A Closer Look at Suffering

Rea and Newlands’ latest research initiative, called “Pain and the Nature of Minds,” is part of this larger work on the problem of evil.

As Charles Darwin wrote, “What a book a devil’s chaplain might write on the clumsy, wasteful, blundering, low, and horribly cruel work of nature.”

Rea says such claims have gained increasing support. As noted on the project website, “This charge has taken on substantial urgency as critics of religious belief argue with increasing ardor and rancor that the nature, duration, and quantity of evil—especially so-called ‘natural evil’—shows us that the world is, after all, blind, pitiless, and indifferent.”

Together, Newlands and Rea seek to address this issue by examining a variety of questions on the following topics:

  • the nature and potential utility of pain and suffering;
  • the nature and moral significance of qualitative differences in the capacities of organisms to experience pain and suffering; and
  • the connection between pain and such goods as creativity, freedom, and moral development.

A Gathering of Scholars

The new grant funding will allow the Center for Philosophy of Religion to support scholarly research through a one- to two-year research initiative, followed by a multi-day scholarly conference and a large public event to disseminate the results. In addition, the center plans to host visiting speakers during the 2012-2013 academic year.

All these opportunities, Newlands says, will attract scholars from multiple fields to bring their expertise, ideas, and questions to Notre Dame.

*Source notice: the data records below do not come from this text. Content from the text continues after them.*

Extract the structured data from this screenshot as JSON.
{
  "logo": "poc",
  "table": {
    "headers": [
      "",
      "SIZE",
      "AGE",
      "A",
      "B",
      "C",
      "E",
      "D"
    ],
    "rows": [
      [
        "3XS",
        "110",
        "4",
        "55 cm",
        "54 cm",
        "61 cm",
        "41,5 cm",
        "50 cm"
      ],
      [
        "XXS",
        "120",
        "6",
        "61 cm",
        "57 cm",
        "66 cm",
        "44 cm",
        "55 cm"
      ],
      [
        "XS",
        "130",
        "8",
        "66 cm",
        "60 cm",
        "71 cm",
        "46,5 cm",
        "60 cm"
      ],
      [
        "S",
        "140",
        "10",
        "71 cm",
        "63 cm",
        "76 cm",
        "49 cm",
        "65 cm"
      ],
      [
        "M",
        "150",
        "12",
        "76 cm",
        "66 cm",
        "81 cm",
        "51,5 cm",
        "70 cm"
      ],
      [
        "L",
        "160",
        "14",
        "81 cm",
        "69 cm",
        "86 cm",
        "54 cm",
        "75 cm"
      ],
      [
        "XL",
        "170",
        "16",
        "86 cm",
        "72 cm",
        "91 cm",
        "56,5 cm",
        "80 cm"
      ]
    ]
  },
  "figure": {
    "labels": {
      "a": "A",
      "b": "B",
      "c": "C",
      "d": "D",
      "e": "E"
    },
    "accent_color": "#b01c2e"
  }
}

“We will be soliciting research proposals from a variety of disciplines, including theology, biology, chemistry, cognitive science, sociology, psychology, and philosophy,” he says. “Our hope is that researchers working together across traditional boundaries will shed new light on a problem that is inherently multi-disciplinary.”

By attracting a diverse group of scholars, Rea says, the new grant will help further the University’s research into the problem of evil.

“It is a therefore a great opportunity,” Rea says, “both for us and for the visiting scholars who will be holding our fellowships, to have so many resources available in our center to support conferences, workshops, and original research on this important topic.”

The John Templeton Foundation strives to be a philanthropic catalyst for discovery in areas engaging life’s biggest questions, ranging from explorations into the laws of nature and the universe to questions on the nature of love, gratitude, forgiveness, and creativity.